No limitations on social media apply to students who have already graduated.
St. Louis Public Schools spokeswoman Julie Linder said the district is working on a policy. Linder added that she is unaware of any social media misconduct in the past.
Missouri State Teachers Association spokeswoman Aurora Meyer said that judging from calls it has received, members feel the law needs more clarification.
"There's not a lot for teachers to go on," Meyer said. "It's going to inhibit communication."
Meyer gave an example of how a ban on certain kinds of interactions might harm students. A teacher with at-risk students might text them when they aren't in class to ask where they are. Many students respond to texts, but not to phone calls, Meyer said.
Another issue teachers brought up with the bill is their use of third-party websites to communicate with their students for curriculum purposes.
"Some of our members are becoming concerned because they use Facebook chat (to help their students) to study for exams," Meyer said.
State Sen. Jane Cunningham, R-Chesterfield, said the social media aspect was a sidelight in a bill intended to protect school children from sexual abuse.

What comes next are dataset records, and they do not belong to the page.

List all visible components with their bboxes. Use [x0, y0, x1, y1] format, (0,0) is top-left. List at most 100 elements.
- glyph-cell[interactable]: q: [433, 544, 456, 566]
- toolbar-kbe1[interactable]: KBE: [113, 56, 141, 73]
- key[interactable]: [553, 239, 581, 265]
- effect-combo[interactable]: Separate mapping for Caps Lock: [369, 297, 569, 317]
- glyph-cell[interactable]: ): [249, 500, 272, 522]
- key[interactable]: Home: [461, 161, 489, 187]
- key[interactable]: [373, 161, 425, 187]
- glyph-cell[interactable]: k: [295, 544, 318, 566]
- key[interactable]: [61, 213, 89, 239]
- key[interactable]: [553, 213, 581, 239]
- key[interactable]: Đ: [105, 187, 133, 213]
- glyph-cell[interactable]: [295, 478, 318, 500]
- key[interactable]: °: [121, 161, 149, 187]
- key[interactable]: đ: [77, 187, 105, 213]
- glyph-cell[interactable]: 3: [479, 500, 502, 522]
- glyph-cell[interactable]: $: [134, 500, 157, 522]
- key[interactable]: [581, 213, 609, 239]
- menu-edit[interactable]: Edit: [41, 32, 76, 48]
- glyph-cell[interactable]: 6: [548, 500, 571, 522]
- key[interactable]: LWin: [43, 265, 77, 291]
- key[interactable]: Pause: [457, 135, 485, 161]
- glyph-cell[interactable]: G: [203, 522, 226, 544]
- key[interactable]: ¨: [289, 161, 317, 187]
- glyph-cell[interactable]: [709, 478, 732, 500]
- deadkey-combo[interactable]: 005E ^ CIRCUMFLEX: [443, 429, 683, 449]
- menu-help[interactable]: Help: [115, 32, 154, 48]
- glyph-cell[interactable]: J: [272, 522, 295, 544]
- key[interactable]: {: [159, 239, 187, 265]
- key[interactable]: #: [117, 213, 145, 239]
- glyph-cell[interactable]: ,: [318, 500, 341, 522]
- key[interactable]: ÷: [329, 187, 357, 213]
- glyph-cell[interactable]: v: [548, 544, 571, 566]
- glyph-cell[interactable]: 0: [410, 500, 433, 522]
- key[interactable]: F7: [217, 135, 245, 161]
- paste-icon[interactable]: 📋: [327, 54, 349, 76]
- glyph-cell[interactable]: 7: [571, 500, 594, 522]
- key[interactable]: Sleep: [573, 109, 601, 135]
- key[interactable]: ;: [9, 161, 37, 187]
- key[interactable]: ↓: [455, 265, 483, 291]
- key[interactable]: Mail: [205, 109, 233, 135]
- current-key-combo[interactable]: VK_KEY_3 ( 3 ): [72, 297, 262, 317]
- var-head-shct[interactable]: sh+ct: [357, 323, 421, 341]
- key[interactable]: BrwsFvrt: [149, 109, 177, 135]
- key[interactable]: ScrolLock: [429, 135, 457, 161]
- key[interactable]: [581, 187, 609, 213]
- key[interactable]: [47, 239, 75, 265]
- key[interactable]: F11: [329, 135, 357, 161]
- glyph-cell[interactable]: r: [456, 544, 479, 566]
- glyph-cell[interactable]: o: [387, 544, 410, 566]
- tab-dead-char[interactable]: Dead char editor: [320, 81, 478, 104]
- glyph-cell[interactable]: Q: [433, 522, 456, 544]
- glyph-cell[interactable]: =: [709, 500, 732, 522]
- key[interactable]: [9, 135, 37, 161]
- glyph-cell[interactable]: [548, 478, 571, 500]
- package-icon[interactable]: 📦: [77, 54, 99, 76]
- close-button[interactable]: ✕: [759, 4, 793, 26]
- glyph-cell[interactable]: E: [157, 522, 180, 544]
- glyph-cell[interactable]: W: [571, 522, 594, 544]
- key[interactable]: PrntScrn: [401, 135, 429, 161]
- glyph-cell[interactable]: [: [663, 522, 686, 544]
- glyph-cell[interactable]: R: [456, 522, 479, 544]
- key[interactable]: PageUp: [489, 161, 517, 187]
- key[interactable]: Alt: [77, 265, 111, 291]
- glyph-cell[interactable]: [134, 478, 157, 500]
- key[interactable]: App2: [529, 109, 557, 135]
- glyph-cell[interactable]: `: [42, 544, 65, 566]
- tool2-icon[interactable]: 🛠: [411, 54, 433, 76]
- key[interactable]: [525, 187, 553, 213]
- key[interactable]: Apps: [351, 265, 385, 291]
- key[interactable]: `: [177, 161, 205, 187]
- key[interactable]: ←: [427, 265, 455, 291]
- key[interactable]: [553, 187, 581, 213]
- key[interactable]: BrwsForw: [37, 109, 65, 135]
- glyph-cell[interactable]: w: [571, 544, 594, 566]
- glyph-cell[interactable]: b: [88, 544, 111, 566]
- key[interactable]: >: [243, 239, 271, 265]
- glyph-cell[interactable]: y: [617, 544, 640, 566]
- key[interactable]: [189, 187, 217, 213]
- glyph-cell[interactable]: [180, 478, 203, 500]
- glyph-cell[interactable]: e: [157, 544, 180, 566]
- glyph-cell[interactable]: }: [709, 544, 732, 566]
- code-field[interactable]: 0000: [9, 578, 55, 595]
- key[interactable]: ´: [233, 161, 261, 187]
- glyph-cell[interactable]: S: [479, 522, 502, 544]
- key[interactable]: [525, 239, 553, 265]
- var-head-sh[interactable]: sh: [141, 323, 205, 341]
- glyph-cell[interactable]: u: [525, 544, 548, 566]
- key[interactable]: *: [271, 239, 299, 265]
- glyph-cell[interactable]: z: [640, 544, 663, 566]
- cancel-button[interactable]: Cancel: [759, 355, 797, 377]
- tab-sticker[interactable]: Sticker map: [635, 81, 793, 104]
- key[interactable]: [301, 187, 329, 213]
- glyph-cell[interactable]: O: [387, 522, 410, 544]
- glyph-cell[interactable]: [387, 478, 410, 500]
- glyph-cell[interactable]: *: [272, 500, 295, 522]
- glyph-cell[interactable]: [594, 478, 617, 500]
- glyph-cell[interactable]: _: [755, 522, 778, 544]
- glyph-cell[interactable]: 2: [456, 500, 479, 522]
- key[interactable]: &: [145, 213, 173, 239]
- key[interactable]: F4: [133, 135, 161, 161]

The main focus of the bill is with school districts' communication about educators let go due to sexual misconduct. Districts used to sign confidentiality agreements promising not to tell another school district about any past issues with sexual misconduct, said Cunningham.
Under this new law, school districts are required to be transparent with future districts. Cunningham said if an educator accused of misconduct were hired at a new school district and then caused similar problems, the district that formerly employed that teacher could be liable if it had not revealed the educator's history of misconduct.
"If you do not disclose a substantiated complaint for sexual misconduct, and there are future problems, you are liable to future districts and victims with problems," Cunningham said. "While we were walking through the bill, we found that social networking and electronic media was the pathway often times to the sexual misconduct between educators and students."
Cunningham said the legislation does not stop work-related study sessions from happening over social media. But it might have stopped a situation with a teenage student and teacher from Jefferson City schools found to be having sexual relations. Seven hundred text messages had been exchanged, and Cunningham said they were not about school.
"The only thing that is not OK is exclusive access between a teacher and a student," she said. "All of the teacher groups at the capital supported this legislation." It passed "the House and the Senate unanimously."
Allison Prang, a student at the University of Missouri-Columbia, is a summer intern at the Beacon.